Either Mark Meadows Lived in a Mobile Home on a Mountain or Lied on His Voter Form

Former Trump chief of staff Mark Meadows, who parroted his boss’ unfounded claims that voter fraud cost him the 2020 election, may have engaged in questionable voting behavior himself. According to a report from The New Yorker, Meadows filled out a form registering to vote in North Carolina on Sept. 19, 2020, and where the form asked for the address “where you physically live,” he listed a mobile home on a mountain that his wife had briefly rented.

But according to the former owner of the mobile home, which measures 14 by 62 feet, Meadows never visited the property. “He did not come. He’s never spent a night in there,” the owner, who declined to be named, said of Meadows. The owner told the magazine that Meadows’s wife, Debbie Meadows, rented the property for two months sometime in the last few years (but could not recall specific dates) and only stayed for two nights. Another time, the owner rented the mobile home to Debbie and the Meadows children visited. At the time Meadows filled out the voter registration form, the magazine said he did not own any property, having recently sold his home in Sapphire, N.C.

Last year the prior owner sold the property, which is now owned by Ken Abele. Abele told The New Yorker that he was surprised Meadows would have stayed at the house considering the condition it was in. “I’ve made a lot of improvements,” Abele said, explaining he had done work on the mobile home since he purchased it. “But when I got it, it was not the kind of place you’d think the chief of staff of the president would be staying.”

When the magazine told Abele that Meadows listed the address as his residence, Able responded, “That’s weird he would do that. Really weird.”

The New Yorker also spoke with the director of Macon County’s Board of Elections about Meadows’ registration. “I’m kind of dumbfounded, to be honest with you,” Melanie D. Thibault said. “I looked up this Mcconnell Road, which is in Scaly Mountain, and I found out that it was a dive trailer in the middle of nowhere, which I do not see him or his wife staying in.”

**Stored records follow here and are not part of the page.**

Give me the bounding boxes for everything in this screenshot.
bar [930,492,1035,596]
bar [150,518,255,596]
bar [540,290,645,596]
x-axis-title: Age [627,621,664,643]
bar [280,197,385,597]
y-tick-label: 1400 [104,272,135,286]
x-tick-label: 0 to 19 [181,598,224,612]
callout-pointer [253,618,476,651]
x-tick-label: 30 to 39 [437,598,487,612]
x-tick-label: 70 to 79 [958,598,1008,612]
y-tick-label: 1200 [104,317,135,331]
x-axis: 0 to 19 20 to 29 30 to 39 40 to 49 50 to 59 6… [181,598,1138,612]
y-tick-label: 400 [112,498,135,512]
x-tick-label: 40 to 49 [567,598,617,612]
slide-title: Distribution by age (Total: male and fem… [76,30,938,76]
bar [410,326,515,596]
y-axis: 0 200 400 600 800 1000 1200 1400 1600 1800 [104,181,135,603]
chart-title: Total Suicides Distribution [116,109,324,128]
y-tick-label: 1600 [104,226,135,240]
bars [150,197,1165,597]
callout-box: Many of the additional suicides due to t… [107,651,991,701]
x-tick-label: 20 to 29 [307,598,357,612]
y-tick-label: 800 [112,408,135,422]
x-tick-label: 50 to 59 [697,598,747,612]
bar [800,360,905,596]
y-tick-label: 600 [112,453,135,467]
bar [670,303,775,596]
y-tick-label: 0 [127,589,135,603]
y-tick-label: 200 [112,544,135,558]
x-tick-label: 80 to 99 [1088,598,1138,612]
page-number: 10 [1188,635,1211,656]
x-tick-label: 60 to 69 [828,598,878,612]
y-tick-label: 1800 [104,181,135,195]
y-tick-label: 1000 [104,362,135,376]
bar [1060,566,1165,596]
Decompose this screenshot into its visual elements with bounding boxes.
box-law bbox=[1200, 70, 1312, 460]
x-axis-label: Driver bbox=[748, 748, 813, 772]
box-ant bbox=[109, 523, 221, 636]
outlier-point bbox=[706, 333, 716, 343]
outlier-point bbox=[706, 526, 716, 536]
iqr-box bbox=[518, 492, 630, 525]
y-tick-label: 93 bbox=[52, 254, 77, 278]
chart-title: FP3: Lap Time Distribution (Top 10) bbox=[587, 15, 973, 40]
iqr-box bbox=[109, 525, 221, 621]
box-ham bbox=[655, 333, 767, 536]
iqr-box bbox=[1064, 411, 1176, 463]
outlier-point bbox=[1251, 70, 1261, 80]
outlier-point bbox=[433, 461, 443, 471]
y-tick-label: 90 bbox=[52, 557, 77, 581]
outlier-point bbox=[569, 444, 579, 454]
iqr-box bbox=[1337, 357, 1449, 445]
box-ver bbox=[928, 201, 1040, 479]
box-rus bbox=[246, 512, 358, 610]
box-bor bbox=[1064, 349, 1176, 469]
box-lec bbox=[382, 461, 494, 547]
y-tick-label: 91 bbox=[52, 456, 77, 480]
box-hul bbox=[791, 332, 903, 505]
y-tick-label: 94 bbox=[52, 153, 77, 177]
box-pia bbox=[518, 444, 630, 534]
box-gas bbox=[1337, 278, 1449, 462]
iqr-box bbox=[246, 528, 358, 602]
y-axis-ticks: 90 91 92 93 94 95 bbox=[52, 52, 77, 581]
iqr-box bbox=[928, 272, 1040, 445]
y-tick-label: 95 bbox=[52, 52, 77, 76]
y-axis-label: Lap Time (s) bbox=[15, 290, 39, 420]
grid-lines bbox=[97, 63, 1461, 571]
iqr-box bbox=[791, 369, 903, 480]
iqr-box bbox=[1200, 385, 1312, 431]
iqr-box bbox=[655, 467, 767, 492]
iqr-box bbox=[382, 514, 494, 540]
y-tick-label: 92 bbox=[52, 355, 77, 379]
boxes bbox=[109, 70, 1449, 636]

A North Carolina attorney who sits on the Wake County Board of Elections, Gerry Cohen, weighed in on the matter as well. “If Debra Meadows stayed there a single night, and Mark Meadows didn’t stay there, then he didn’t meet the abode test,” Cohen told The New Yorker. If Meadows was wrong to list the address as his domicile, North Carolina law states that a candidate or voter can challenge an individual’s voter registration. But the state places the burden on the challenger to prove the voter never lived at their listed residence. That can be difficult to do.

While there is no evidence of widespread voter fraud in the 2020 election on a scale that would have changed the results, a handful of cases have been prosecuted. Organizations like the ACLU have pointed out that voter fraud prosecutions and convictions have been unfairly doled out, with disparities along racial lines. While black women like Crystal Mason and Pamela Moses have been convicted and jailed for voting while on probation, people like Bruce Bartman, a white man who unlawfully voted for Trump on behalf of his dead mother, have gotten away with just probation.

Meadows may still face prosecution on another matter. The Jan. 6 committee has referred him to the Department of Justice on criminal contempt charges for refusing to cooperate with their investigation.